A: The best source for data on social media use is the Pew Internet & American Life Project. It regularly performs surveys that provide current demographic data on social media use. For instance, this past August it looked at Twitter, finding that 18% of Internet users are on Twitter, and that Internet users ages 18–29 are most likely to use Twitter. In 2012, it found that 67% of online Americans use Facebook.
Some doctors should always inquire about social media use in their patients. Pediatricians, for instance. Guidelines from the American Academy of Pediatrics now recommend that questions regarding social media use should be routinely asked to child and adolescent patients. Phenomena such as cyberbullying, “Facebook depression,” sexting and exposure to inappropriate content are all issues about which pediatricians are uniquely positioned to educate patients and their families.
To my knowledge, there are no guidelines for internal medicine physicians like me to include social media as part of intake questions. I do so if time allows, or if patients ask me directly. Rather than focus on social media specifically, a broader approach to how to search for reliable health information and interpret what patients read online is more helpful, and should be regularly included as more patients consult Google first before visiting their doctors.
Q:. Given that HIPAA prevents doctors from revealing identifiable personal details of their patients’ cases, what types of information can doctors communicate through social media that advance knowledge, provide guidance and broaden perspective—without any breaches in confidentiality?
A: Social media are ideal to connect with patients collectively, but not individually. So, when educating patients on a social network, speak to them as a group. With health news stories breaking on a daily basis, there is ample opportunity for providers to get online and share their perspective.
Consider cancer screening. Over the years, there have been continual changes in breast cancer and prostate cancer screening guidelines. And this confuses patients. I often have men in the exam room asking, “Should I be checking my PSA, or not?”
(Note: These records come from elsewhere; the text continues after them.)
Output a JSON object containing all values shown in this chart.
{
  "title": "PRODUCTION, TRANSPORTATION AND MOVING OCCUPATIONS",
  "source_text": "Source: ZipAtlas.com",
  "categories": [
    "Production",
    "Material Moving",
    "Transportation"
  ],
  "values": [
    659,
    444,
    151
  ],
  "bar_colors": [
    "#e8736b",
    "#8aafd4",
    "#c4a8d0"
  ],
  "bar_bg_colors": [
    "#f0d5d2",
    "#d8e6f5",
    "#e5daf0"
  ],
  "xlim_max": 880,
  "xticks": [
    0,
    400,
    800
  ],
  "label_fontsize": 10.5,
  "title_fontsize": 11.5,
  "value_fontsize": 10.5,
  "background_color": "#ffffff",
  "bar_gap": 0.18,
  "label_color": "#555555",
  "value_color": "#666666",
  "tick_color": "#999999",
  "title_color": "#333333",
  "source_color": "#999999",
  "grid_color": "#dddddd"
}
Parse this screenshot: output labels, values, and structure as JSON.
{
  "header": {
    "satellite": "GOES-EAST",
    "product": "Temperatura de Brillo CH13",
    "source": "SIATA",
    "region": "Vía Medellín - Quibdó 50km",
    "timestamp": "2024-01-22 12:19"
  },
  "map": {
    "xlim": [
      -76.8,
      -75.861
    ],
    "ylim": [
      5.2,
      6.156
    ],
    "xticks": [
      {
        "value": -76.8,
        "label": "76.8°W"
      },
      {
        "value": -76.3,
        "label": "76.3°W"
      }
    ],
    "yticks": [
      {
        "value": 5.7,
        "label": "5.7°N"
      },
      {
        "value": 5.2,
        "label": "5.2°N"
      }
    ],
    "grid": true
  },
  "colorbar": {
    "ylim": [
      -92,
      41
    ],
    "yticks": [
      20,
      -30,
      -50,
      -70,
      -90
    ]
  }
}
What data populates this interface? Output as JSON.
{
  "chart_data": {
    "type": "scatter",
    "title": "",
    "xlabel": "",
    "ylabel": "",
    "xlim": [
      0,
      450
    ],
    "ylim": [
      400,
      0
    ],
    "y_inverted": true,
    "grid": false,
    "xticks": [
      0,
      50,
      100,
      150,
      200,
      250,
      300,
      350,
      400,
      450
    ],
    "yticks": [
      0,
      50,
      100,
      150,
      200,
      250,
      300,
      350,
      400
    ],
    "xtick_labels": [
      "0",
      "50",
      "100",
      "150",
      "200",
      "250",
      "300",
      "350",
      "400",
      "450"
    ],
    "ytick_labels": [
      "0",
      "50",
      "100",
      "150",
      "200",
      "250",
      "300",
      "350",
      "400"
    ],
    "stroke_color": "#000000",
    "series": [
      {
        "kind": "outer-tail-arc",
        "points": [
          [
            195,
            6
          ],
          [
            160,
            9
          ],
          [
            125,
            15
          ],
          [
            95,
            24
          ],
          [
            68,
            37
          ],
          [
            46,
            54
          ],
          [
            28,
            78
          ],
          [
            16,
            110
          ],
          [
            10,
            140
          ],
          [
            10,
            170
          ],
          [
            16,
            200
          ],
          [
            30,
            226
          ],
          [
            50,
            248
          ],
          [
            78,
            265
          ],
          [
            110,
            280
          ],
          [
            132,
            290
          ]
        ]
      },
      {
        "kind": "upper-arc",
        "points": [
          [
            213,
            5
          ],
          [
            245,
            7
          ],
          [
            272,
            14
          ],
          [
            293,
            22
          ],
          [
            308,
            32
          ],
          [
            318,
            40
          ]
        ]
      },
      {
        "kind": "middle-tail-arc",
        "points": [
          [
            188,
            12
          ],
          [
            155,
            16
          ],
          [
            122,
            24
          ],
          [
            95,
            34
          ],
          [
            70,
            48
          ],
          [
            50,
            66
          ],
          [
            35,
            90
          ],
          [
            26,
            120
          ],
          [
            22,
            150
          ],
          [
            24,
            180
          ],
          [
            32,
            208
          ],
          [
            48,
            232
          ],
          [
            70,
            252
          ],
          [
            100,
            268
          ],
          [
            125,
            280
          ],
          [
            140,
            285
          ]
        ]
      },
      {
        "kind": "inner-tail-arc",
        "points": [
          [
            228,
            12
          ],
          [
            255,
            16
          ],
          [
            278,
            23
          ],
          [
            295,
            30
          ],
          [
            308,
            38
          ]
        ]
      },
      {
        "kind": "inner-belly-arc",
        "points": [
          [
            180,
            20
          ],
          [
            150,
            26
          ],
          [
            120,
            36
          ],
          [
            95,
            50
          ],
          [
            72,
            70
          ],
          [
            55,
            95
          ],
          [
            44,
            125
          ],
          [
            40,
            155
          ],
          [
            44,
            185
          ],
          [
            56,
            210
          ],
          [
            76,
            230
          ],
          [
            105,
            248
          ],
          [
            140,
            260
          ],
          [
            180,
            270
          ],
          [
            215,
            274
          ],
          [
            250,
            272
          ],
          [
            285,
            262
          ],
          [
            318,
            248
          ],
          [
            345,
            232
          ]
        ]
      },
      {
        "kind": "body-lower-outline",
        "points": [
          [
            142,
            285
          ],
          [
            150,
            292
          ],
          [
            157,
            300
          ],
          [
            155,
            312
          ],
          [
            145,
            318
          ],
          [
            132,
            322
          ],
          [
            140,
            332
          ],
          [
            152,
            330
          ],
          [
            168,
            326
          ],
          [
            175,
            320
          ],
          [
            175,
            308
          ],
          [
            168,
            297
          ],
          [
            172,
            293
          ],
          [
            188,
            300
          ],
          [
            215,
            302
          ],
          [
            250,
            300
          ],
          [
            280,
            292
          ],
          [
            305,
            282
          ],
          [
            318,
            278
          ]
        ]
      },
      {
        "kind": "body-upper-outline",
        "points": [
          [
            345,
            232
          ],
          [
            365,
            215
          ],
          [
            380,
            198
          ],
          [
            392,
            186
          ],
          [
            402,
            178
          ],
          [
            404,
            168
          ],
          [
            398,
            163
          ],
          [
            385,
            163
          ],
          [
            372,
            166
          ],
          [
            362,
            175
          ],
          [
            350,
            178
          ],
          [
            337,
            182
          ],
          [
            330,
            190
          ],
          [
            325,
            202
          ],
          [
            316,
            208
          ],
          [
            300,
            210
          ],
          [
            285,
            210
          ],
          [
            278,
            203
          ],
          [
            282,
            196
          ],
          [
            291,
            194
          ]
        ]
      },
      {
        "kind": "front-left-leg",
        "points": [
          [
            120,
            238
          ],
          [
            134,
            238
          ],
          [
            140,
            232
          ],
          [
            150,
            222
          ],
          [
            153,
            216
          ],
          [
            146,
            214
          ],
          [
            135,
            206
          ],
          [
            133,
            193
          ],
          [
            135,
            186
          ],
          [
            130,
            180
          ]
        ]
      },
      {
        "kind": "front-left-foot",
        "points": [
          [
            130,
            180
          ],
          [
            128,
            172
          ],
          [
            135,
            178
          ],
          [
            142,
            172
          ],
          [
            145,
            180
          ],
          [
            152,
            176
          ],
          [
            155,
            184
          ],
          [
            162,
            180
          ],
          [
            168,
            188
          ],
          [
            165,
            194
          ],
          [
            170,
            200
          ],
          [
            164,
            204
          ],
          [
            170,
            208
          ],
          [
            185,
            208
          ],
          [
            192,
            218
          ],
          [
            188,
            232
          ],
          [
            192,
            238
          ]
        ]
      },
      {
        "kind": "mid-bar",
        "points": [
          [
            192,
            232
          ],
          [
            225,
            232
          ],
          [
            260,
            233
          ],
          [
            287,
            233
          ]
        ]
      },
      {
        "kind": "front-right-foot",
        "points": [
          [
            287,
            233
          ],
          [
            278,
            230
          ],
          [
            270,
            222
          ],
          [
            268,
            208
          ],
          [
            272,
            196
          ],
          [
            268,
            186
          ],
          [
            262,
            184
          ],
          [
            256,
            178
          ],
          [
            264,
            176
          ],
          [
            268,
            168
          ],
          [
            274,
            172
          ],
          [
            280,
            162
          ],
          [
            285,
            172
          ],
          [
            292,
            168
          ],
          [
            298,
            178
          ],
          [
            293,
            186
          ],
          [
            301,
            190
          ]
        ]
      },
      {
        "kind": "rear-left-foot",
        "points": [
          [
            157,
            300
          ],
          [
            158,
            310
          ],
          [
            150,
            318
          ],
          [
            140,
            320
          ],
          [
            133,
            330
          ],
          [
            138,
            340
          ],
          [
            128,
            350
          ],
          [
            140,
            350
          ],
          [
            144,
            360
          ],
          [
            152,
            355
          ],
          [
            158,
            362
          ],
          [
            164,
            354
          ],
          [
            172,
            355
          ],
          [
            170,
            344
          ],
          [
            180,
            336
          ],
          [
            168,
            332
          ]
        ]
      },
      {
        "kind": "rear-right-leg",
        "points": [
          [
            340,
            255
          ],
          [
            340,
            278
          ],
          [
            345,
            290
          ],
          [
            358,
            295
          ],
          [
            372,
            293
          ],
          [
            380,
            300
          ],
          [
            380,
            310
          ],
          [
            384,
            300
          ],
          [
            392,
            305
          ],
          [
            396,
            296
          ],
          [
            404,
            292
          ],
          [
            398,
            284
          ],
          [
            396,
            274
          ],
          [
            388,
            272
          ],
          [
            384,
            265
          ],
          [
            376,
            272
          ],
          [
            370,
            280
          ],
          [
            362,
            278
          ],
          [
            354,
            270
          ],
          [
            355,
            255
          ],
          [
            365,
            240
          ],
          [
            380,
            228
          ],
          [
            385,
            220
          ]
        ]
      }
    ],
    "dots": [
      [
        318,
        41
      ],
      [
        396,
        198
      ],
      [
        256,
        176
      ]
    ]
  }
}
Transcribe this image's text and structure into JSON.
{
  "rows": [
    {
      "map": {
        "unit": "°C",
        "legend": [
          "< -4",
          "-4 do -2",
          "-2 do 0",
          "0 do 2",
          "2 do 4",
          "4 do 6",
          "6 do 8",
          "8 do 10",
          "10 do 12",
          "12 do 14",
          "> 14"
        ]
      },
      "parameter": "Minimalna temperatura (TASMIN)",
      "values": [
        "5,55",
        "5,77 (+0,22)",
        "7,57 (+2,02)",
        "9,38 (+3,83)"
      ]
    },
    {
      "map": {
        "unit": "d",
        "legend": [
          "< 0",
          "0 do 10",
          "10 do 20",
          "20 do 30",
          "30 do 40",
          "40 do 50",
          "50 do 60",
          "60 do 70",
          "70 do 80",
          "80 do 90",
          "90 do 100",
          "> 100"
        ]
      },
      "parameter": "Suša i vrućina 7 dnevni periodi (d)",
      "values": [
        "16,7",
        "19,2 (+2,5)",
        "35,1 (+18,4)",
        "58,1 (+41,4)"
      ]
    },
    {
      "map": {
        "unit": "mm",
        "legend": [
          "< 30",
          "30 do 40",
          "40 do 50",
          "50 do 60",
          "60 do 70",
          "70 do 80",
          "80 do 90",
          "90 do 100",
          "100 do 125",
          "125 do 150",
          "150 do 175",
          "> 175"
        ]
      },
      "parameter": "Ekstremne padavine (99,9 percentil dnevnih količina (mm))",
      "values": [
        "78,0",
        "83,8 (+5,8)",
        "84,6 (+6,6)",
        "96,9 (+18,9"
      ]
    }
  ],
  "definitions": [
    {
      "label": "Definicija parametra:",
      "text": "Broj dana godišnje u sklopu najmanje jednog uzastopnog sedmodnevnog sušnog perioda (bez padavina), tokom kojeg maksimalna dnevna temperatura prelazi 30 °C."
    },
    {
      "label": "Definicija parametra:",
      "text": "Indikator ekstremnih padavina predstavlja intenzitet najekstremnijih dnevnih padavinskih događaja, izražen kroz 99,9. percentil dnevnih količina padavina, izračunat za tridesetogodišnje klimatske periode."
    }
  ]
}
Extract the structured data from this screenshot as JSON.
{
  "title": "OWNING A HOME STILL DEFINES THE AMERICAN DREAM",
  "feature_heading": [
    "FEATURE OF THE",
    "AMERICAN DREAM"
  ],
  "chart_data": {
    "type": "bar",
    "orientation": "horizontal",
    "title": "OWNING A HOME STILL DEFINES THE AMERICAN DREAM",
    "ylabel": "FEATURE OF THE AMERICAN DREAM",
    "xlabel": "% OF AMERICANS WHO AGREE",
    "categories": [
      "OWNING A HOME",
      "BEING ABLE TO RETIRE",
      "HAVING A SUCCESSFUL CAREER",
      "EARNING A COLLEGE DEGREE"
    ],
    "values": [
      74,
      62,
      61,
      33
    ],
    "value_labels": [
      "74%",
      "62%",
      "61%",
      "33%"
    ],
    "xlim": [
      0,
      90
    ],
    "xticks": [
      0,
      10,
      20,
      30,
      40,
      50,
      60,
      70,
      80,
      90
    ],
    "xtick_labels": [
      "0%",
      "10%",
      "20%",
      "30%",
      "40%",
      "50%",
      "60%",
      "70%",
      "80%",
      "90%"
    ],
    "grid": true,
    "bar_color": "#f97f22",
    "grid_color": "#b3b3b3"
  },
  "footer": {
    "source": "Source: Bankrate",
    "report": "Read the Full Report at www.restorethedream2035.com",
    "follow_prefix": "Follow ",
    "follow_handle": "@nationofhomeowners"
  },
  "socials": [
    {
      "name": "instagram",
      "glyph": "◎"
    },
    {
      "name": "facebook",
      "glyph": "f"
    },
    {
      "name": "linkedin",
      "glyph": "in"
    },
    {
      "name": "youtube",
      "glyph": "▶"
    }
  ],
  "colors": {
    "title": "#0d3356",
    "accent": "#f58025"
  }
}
I don’t blame them. The mixed messages that are often reported make cancer screening anything but black and white.
I use KevinMD.com as a forum for cancer screening experts and other primary care doctors to share their expertise. They often talk about issues that aren’t often reported, such as the implications of a false positive cancer screening test. This is information that patients need in order to make an informed cancer screening decision.
Speaking to patients as a collective on social media should steer providers away from any privacy risks.
If an unknown patient reaches out and asks a personal health question to a doctor on social media, the physician should not answer. Instead, take that conversation offline with a standard response that asks the patient to call the office and make an appointment, or if an emergency, to call 911 or go to the emergency department.